The audience was on its feet at Ivoryton Playhouse as they sang along and danced in the aisles, showing that they loved just about every minute of the rollicking and rocking musical “Million Dollar Quartet”, playing through June 25.
The show, written by Colin Escott and Floyd Mutrux, depicts the fateful night of Dec. 4, 1956, when four music legends, Carl Perkins (Luke Darnell), Jerry Lee Lewis (Joe Callahan), Elvis Presley (John Rochette), and Johnny Cash (Jeremy Sevelovitz), ended up together at Sun Records in Memphis.
Perkins, Presley, and Cash had already established names for themselves and Lewis was not too far behind.
The meeting would have never happened if it wasn’t for the man who discovered all four of them, Sun Records’ owner Sam Phillips (Ben Hope). This story is as much his as it is his artists.
At this point in time, Phillips had already sold Presley’s contract to RCA Records for $40,000 in order to keep Sun Records running. Now he is on the verge of losing Cash as well, whose contract expires at the end of the year.
That is as extensive the plot really gets. As nice of a brief history lesson it is, the real reason people come to see this show is the music and thankfully, Director Sherry Lutkin has picked a talented cast of actors who can bring justice to the musical capabilities of their namesakes and give a little bit of depth to characters in an otherwise anemic story.
The actors who portray the four musicians are all great. Darnell lands Perkins’ guitar licks and properly creates subtext for his character who is afraid of losing his popularity because of younger, more raucous talents like Lewis and Presley, who are getting more press.
Rochette has the hip-twisting swagger of Presley, but a recent illness has left his voice a little weak. Hopefully he’ll be better soon and get some more muscle behind his songs.
Sevelovitz, though unable to get the Cash drawl right, nails his signature shotgun-esque style of guitar playing. He has a great bass voice and is not afraid to show a little more sensitive side to the Man in Black.

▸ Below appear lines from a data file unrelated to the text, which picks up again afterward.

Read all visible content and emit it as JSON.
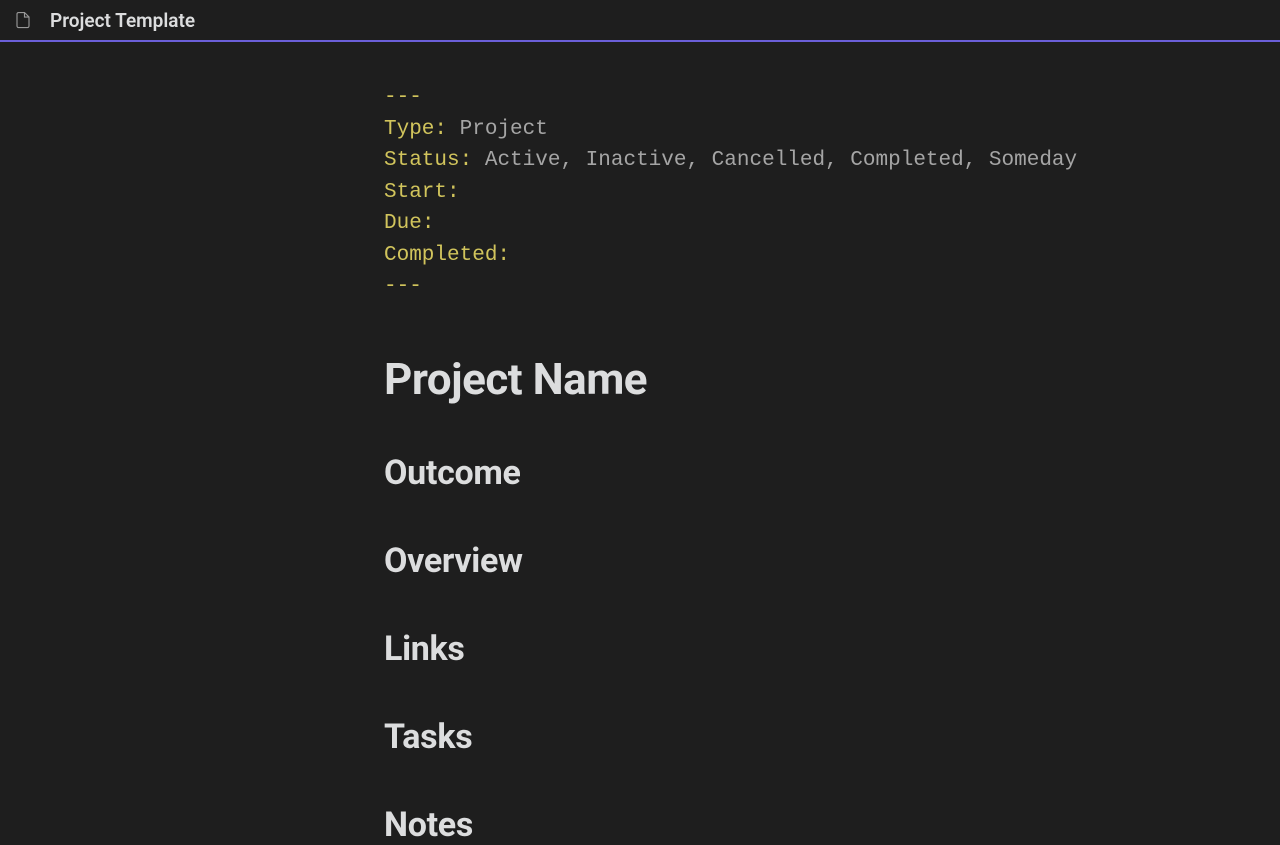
{
  "header": {
    "title": "Project Template"
  },
  "frontmatter": {
    "sep": "---",
    "type_key": "Type",
    "type_val": "Project",
    "status_key": "Status",
    "status_val": "Active, Inactive, Cancelled, Completed, Someday",
    "start_key": "Start",
    "start_val": "",
    "due_key": "Due",
    "due_val": "",
    "completed_key": "Completed",
    "completed_val": ""
  },
  "doc": {
    "h1": "Project Name",
    "h2_outcome": "Outcome",
    "h2_overview": "Overview",
    "h2_links": "Links",
    "h2_tasks": "Tasks",
    "h2_notes": "Notes"
  }
}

The show stealer though, was Callahan, who captures Lewis’ irreverent, brash, and flamboyant personality.
There is a bit of a problem with Hope’s Phillips. For a time he does well, playing a pseudo emcee to the audience from time to time, providing narrative, but as the show goes on, he never seems to get away from the used car salesman-type character. A more natural approach in the scenes with the musicians would have given him a little more definition, while he could have maintained the snappy record producer bit for the asides to the audience.
Aside from the aforementioned vocal problems of Rochette, the music was incredible, especially by Darnell and Lewis, who carry the heaviest duties regarding featured guitar and piano playing respectively.
The problem though, is the music does little to assist the story. The story is so insignificant that its resolution is almost an afterthought once Callahan launches into Lewis’ classic “Great Balls of Fire.” Does Phillips successfully retain Cash on Sun Records? Does he take the offer to go to RCA Records to help Presley’s career? The answers are given, but the resolution is handled so quickly that it feels like the show doesn’t want to linger on the resolution because the music is more important.
To be fair, the music is more important than anything else in “Million Dollar Quartet.” These are songs that shaped rock ‘n’ roll history. “Blue Suede Shoes,” “Folsom Prison Blues,” “Hound Dog,” and “Whole Lotta Shakin’” are all songs that 60 years later are still in the American Songbook.
The recording studio set is nice and compact, getting the characters close to each other so they have very little wiggle room when one of them gets irritated with another.
If you’re a fan of Presley, Perkins, Lewis, and Cash’s music, you’ll love this show. Even if you don’t know their names, which I can’t imagine why you wouldn’t, and may know their songs, it’s an entertaining way to see these songs performed live in a way that nowadays can be done only through actors. These are classic songs and classic musicians worth remembering.